Warren Buffett’s investment firm Berkshire Hathaway has agreed to buy aircraft components manufacturer Precision Castparts Corp (PCC) in a deal worth $37.2bn (£24bn).
Mr Buffett said he had “admired PCC’s operation for a long time”.
Berkshire Hathaway said it expected the deal, which is subject to PCC shareholder approval, to close during the first three months of next year.
If the deal goes through, it would be the biggest buy-out Berkshire has made.
“For good reasons, [PCC] is the supplier of choice for the world’s aerospace industry, one of the largest sources of American exports,” Mr Buffett said.
“Berkshire’s board is proud that PCC will be joining [us].”

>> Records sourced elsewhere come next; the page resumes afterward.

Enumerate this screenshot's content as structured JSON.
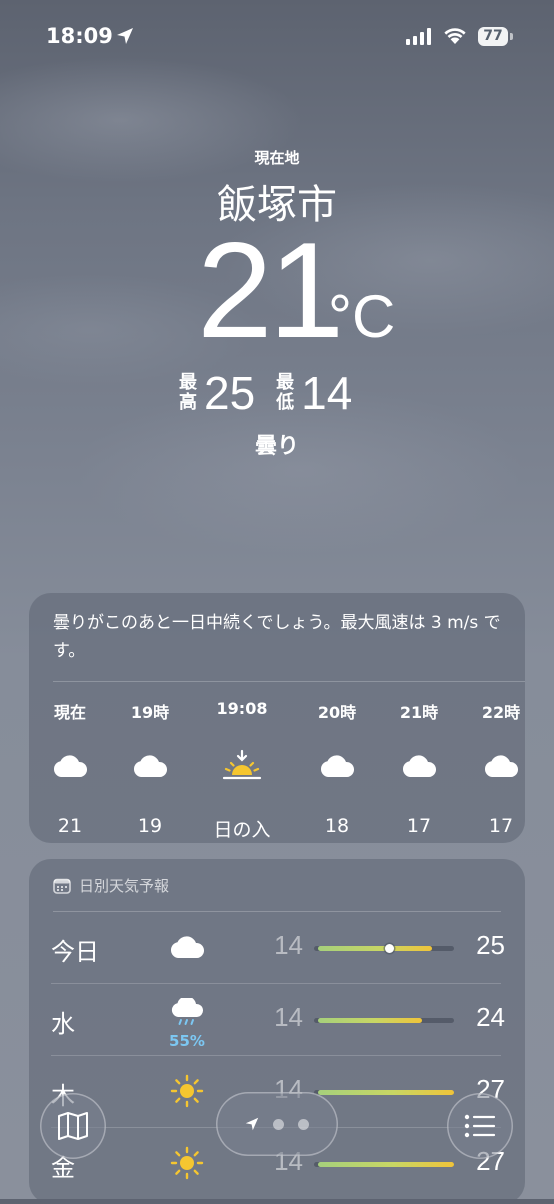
{
  "status_bar": {
    "time": "18:09",
    "battery": "77"
  },
  "location": {
    "label": "現在地",
    "city": "飯塚市"
  },
  "current": {
    "temp": "21",
    "unit": "°C",
    "high_label": "最高",
    "high": "25",
    "low_label": "最低",
    "low": "14",
    "condition": "曇り"
  },
  "hourly": {
    "summary": "曇りがこのあと一日中続くでしょう。最大風速は 3 m/s です。",
    "items": [
      {
        "label": "現在",
        "icon": "cloud-icon",
        "value": "21"
      },
      {
        "label": "19時",
        "icon": "cloud-icon",
        "value": "19"
      },
      {
        "label": "19:08",
        "icon": "sunset-icon",
        "value": "日の入"
      },
      {
        "label": "20時",
        "icon": "cloud-icon",
        "value": "18"
      },
      {
        "label": "21時",
        "icon": "cloud-icon",
        "value": "17"
      },
      {
        "label": "22時",
        "icon": "cloud-icon",
        "value": "17"
      }
    ]
  },
  "daily": {
    "header": "日別天気予報",
    "range": [
      14,
      27
    ],
    "rows": [
      {
        "day": "今日",
        "icon": "cloud-icon",
        "precip": "",
        "low": "14",
        "high": "25",
        "current": 21
      },
      {
        "day": "水",
        "icon": "cloud-rain-icon",
        "precip": "55%",
        "low": "14",
        "high": "24"
      },
      {
        "day": "木",
        "icon": "sun-icon",
        "precip": "",
        "low": "14",
        "high": "27"
      },
      {
        "day": "金",
        "icon": "sun-icon",
        "precip": "",
        "low": "14",
        "high": "27"
      }
    ]
  },
  "colors": {
    "precip": "#7cc7f2",
    "sun": "#f5c630",
    "bar_warm": "#f0c43a",
    "bar_cool": "#a6d07c"
  }
}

Talking to US media, he added: “When you get a chance to buy a wonderful company, there is usually some reason why you are getting that chance and perhaps a slump in oil and gas helps us in this case”.
The oil price has fallen by more than 50% in the past 12 months, reducing demand for components in some industries, not least oil and gas exploration.
The price being paid represents $235 a share, and the announcement of the deal sent shares in PCC sharply higher in early trading, to $230, up almost 20% on Friday’s closing price.
Mark Donegan, PCC chief executive, said the deal offered “compelling and immediate value for our shareholders”.
Analysts said the deal was likely to go ahead.
“Although the takeout price looks a little low to us, we doubt if PCC’s shareholders will say no to Warren Buffett, especially given the year-to-date performance in a tough equity market,” said Robert Stallard from RBC Capital Markets.
In the past 12 months, shares in PCC have fallen almost 30%.
The company makes complex metal components for the aerospace, power and industrial sectors.